Le quitter quand « il touche aux enfants »
Quant aux violences au sein du couple, les mères subissent beaucoup plus de violences que les autres catégories de population (89 % des mères contre 71 % de l’ensemble de la population). Les victimes de violences avec enfants en parlent davantage aux institutions, tout en ayant un parcours de violence plus long que la moyenne constatée. Ceci s’explique par une raison évoquée dans tous les entretiens menés auprès de ces femmes : « ne pas changer l’enfant d’école tant qu’il n’est pas au collège ».
Parmi les témoignages que j’ai recueillis, une grande majorité des victimes de violences peuvent accepter les violences subies, mais les déclarent inacceptables pour leurs enfants. Notre étude révèle que les femmes victimes avec enfants quittent leur conjoint lorsque ces derniers sont touchés directement.
Les violences « indirectes »
Mais parmi les victimes adultes déclarant que les enfants n’ont pas subi de violences, quel est le degré de traumatisme lié à cette « exposition » ? Même s’ils ne subissent pas de violence physique, les enfants peuvent être affectés par des violences psychologiques et des tensions familiales. Certaines études parlent d’enfant symptôme, d’enfant repère ou d’enfant trait d’union. Le témoignage d’une femme ayant déclaré que ces enfants n’ont subi aucune violence illustre cette problématique :
« Il a voulu me lacérer le visage avec un rasoir, m’a donné un coup de poing à la cuisse qui m’a mise au sol et m’a donné un coup de pied dans le ventre, toujours devant les enfants. »
Lors d’entretiens menés au cours de mes recherches, certaines femmes ont relaté leur calvaire et les violences physiques infligées durant une nuit entière, ce qui ne laisse aucun doute sur le fait que les enfants entendent et donc vivent ces violences.
« Un soir, il voulait me tuer m’a-t-il dit, mais qu’avant il allait me violer. Après plusieurs heures à subir des coups, mon plus jeune fils s’est réveillé à cause du bruit, je l’ai porté et ramené dans sa chambre. Il n’avait que 2 ans… et je suis partie vite à la gendarmerie pieds nus et en nuisette avec mon dernier fils dans les bras. Les gendarmes ont ensuite été chercher le plus grand qui avait 4 ans. »
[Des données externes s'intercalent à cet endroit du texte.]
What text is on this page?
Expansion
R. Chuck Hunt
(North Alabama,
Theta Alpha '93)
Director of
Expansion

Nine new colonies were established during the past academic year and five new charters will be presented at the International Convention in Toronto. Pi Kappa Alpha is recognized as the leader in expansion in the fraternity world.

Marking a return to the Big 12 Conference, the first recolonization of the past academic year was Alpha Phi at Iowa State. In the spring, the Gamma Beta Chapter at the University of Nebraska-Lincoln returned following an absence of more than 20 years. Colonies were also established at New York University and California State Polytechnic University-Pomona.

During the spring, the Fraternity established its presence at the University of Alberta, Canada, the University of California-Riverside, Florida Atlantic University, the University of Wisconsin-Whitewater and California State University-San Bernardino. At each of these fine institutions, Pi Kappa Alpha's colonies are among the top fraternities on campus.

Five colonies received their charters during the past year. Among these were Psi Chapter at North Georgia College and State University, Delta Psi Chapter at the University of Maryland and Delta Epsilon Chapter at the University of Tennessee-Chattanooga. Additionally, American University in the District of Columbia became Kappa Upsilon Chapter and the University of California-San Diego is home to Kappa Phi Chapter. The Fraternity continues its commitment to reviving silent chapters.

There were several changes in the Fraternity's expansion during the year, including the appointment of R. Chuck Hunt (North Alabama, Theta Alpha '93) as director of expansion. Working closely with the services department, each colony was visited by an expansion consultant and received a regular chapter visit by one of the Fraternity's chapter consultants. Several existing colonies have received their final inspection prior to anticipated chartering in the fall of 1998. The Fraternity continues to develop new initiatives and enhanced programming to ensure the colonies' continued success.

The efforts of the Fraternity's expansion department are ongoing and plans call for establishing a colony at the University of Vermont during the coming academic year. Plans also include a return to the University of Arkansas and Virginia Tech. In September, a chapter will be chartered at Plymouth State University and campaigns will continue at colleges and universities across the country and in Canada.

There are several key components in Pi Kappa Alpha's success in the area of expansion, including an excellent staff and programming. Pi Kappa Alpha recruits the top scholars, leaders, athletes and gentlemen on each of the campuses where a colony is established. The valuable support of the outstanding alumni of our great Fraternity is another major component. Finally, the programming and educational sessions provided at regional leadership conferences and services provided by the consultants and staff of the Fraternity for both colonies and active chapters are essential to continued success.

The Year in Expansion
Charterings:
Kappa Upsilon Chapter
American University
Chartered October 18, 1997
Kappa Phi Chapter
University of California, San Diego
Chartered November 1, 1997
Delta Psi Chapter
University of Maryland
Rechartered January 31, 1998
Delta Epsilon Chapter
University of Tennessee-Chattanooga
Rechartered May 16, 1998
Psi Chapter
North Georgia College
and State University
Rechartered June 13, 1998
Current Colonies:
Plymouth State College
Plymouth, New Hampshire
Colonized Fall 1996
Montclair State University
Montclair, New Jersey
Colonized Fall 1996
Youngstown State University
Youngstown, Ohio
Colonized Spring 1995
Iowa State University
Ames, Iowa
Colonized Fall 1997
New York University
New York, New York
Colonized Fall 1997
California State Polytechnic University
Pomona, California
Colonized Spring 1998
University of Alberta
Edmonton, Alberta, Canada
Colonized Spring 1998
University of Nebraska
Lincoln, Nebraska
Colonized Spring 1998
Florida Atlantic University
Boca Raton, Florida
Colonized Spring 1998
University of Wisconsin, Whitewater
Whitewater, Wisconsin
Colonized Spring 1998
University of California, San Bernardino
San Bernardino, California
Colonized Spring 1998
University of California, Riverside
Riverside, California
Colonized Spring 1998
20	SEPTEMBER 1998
Diviser les enfants pour mieux régner
Les auteurs de violences font toujours appel aux mêmes leviers pour « justifier » leurs violences envers leur conjointe et leurs enfants : ceux des stéréotypes de genre. Ainsi, une maison vue par l’agresseur comme mal rangée, une tenue jugée trop provocante ou, au contraire, pas assez féminine, ou bien l’éducation des enfants serviront de prétexte aux violences.
Par ailleurs, le père violent peut dégrader physiquement et psychologiquement un seul de ses enfants, qui va être assimilé « aux défauts » de la mère. Peu importe le sexe de ce dernier, ce peut être le garçon qui ressemble physiquement à sa mère comme la fille qui est ramenée aux mêmes défauts stéréotypés attribués à la mère. Cela va avoir pour effet de diviser la famille mais surtout de créer un malaise dans la fratrie entre l’enfant « soi-disant épargné » et l’autre.
Ce processus volontaire va diviser la fratrie et la famille tout en entraînant un panel d’émotions qui ne font pas unité. S’ensuivent alors la culpabilité pour les enfants « épargnés », et l’humiliation pour les autres. Cela va nécessairement engendrer un conflit de loyauté envers la mère, mais aussi avec le frère ou la sœur apparenté à cette dernière.
Quel impact sur le développement psychique de l’enfant ?
Comment vivre avec la culpabilité de ne pas être la cible de ces violences tout en y étant exposé ? Comment supporter de « rester sans rien faire » alors que toute la famille est touchée ? Cette situation tiraillante créera une tension entre le fait que le père peut être potentiellement aimant alors qu’il est violent avec la mère, voire avec un autre frère ou sœur. L’enfant directement touché par les coups et/ou les humiliations intégrera davantage les rôles moraux et sociaux que son frère ou sa sœur non directement touché, en déclarant plus clairement que « papa est méchant », comme l’ont montrés les observations et entretiens menés auprès des professionnels.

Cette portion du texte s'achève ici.